Today, in an unprecedented judgment, the High Court found against the Government in David Davis’s and Tom Watson’s joint judicial review of the Government’s emergency surveillance legislation. In its judgment, the court declared that section 1 of the Data Retention and Investigatory Powers Act 2014 (DRIPA) is inconsistent with European Union law and consequently granted an order striking down the legislation.
This is the first time a Member of Parliament has brought a successful judicial review against the Government.
In response to the judgment, David Davis MP and Tom Watson MP said:
“This is a direct consequence of the Government’s refusal to listen to Parliament, or to expert opinion, when they forced the now defunct Data Retention and Investigatory Powers Act through Parliament in one day on the basis of a bogus emergency.
The courts have held the executive to account, and have told the Government to think again about surveillance legislation. The Government now has 9 months to bring new legislation back to Parliament, providing them with plenty of time to think through their proposals and put them before Parliament.

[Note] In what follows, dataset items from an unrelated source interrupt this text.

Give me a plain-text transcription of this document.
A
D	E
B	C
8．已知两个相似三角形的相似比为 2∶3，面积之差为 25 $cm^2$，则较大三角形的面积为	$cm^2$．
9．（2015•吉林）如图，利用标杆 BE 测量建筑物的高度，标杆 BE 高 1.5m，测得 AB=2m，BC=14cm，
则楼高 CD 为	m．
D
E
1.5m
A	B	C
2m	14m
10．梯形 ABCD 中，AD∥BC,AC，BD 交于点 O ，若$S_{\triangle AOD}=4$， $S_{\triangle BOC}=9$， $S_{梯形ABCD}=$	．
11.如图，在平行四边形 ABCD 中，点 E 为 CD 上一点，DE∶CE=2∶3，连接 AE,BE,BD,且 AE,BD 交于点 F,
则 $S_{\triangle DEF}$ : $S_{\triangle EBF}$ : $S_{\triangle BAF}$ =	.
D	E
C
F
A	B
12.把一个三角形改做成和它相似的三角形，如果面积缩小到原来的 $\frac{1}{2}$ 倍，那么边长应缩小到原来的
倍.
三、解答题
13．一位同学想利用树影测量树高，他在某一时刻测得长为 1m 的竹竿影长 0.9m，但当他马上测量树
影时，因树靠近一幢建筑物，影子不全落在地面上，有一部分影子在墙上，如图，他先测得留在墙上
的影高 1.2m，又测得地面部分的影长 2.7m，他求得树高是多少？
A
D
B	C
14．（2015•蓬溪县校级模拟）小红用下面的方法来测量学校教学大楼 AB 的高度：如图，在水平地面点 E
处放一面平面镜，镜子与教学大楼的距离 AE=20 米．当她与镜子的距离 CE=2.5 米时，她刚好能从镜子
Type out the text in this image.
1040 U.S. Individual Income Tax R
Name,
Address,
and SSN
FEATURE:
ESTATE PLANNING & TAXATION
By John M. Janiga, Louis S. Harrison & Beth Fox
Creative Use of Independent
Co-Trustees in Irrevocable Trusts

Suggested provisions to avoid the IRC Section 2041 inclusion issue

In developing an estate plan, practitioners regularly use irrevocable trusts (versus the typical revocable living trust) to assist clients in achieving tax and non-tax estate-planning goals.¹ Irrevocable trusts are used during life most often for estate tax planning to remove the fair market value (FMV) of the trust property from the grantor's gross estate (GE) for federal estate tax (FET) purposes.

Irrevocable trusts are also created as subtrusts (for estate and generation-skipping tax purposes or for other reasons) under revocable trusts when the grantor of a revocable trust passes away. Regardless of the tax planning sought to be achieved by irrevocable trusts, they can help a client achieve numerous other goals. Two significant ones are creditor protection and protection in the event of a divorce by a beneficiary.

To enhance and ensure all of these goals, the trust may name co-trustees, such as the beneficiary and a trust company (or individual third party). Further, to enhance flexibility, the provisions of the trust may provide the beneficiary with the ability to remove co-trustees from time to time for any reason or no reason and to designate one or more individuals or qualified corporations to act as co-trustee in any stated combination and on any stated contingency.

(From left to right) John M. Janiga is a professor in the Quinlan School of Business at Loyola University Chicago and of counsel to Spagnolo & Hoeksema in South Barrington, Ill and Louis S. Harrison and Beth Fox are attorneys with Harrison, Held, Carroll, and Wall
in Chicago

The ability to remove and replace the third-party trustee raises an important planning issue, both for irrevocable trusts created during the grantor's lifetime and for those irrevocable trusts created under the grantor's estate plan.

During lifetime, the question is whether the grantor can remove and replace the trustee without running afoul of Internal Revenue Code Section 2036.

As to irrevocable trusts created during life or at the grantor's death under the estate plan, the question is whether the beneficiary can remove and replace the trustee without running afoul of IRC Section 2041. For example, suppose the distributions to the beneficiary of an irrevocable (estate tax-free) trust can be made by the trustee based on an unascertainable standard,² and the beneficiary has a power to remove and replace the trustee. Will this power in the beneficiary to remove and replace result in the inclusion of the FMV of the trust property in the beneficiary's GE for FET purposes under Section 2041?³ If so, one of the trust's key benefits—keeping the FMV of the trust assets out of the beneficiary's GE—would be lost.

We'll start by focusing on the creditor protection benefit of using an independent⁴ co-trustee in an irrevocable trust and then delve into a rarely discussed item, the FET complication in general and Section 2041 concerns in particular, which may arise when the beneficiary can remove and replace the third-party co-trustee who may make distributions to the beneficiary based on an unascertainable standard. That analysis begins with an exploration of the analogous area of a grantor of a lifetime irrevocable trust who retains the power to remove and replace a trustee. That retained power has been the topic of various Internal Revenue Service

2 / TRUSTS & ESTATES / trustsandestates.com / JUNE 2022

This judgment follows closely on the heels of two authoritative reports on surveillance powers, the first undertaken by David Anderson, the Independent Reviewer of Terrorism Legislation, and the second by the Royal United Services Institute (with a panel containing a former Director General of MI5, a former director of GCHQ and a former Chief of the Secret Intelligence Service).
Both reports are critical of the legislative framework surrounding surveillance and call for legislation to be consolidated and clarified. Crucially, both reports agree with the court that the Government must hand authorisation for access to communications data over to a judicial or independent body. This is a change that we have called for for many years, and would bring us into line with our allies around the world.
It is clear that there is now a new consensus over surveillance legislation, and the Government would be wise to pause and listen before bringing new proposals before Parliament.”